Very good comment, similar to what I too have experienced.
Perhaps a better comparison to US history is the Kent State shootings, a protest in 1970 in which 4 people died at an anti-war protest. While awful, you would be hard pressed in 2009 to find an American hanging too much significance on the event; it was an isolated incident in a period of intense social change.
The situation, I think, is similar in China, whose own social upheaval is occurring at a far greater rate. It is difficult to think of any precedent, in fact, in which a country of such size and diversity has managed such a wrenching transition without a lot more bloodshed than that.
It's because of this, actually, that my position on the government there has softened, too. Chinese society sits on a powderkeg the likes of which it is difficult for westerners to understand. The govt's actions might seem heavy-handed, but their stewardship of the change process has undeniably been impressive, even exemplary.
And if you don't think the US Govt would temporarily pull the plug on a few websites in order to abate what they considered a genuine chance of widespread civil unrest, think again.
The govt's actions might seem heavy-handed, but their stewardship of the change process has undeniably been impressive, even exemplary.
I actually think the Chinese government did the right thing in Tiananmen. They had the fortitude to do what Louis the XVI and Czar Nicholas the II should have done, but did not. Americans forget that most revolutions have had horrible results. And in China in particular, the worst time periods have been times of internal chaos ( the Taiping Rebellion and the Cultural revolution).

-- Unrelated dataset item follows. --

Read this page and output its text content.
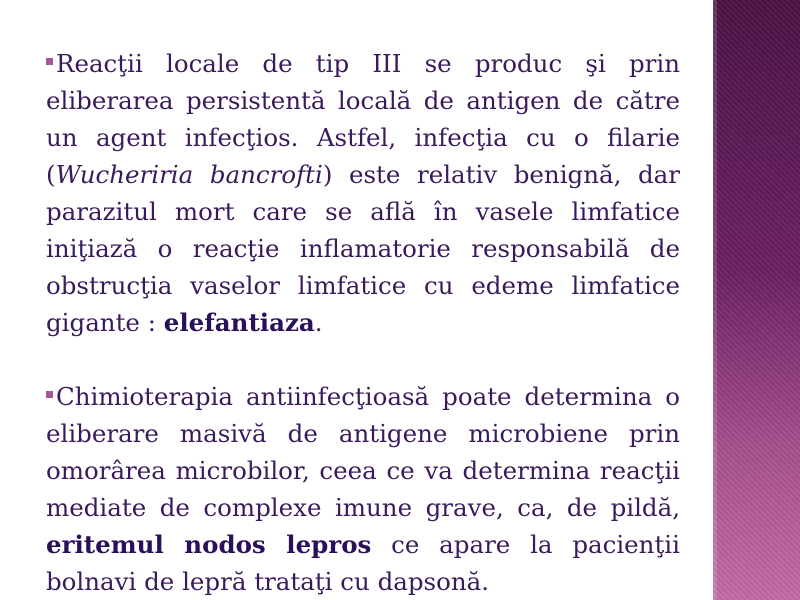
Reacţii locale de tip III se produc şi prin eliberarea persistentă locală de antigen de către un agent infecţios. Astfel, infecţia cu o filarie (Wucheriria bancrofti) este relativ benignă, dar parazitul mort care se află în vasele limfatice iniţiază o reacţie inflamatorie responsabilă de obstrucţia vaselor limfatice cu edeme limfatice gigante : elefantiaza.

Chimioterapia antiinfecţioasă poate determina o eliberare masivă de antigene microbiene prin omorârea microbilor, ceea ce va determina reacţii mediate de complexe imune grave, ca, de pildă, eritemul nodos lepros ce apare la pacienţii bolnavi de lepră trataţi cu dapsonă.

Order and security are prerequisites of liberty. The Chinese government put down the mob (a mob that did have weapons, btw), and helped ensure that the past twenty years have been the best twenty years in China in a long time.
What came to my mind (apart from the "smallpox seeding" and buffalo-killing that took down many indians) is the brutal put-down of Colorado mining strikers in the 1800s. All countries can point to such moments, I think (recent anniversary of French Communards comes to mind). The struggle towards freedom is never palatable to caring people.
Perhaps a better comparison to US history is the Kent State shootings, a protest in 1970 in which 4 people died at an anti-war protest. While awful, you would be hard pressed in 2009 to find an American hanging too much significance on the event; it was an isolated incident in a period of intense social change.
The situation, I think, is similar in China, whose own social upheaval is occurring at a far greater rate. It is difficult to think of any precedent, in fact, in which a country of such size and diversity has managed such a wrenching transition without a lot more bloodshed than that.
It's because of this, actually, that my position on the government there has softened, too. Chinese society sits on a powderkeg the likes of which it is difficult for westerners to understand. The govt's actions might seem heavy-handed, but their stewardship of the change process has undeniably been impressive, even exemplary.
And if you don't think the US Govt would temporarily pull the plug on a few websites in order to abate what they considered a genuine chance of widespread civil unrest, think again.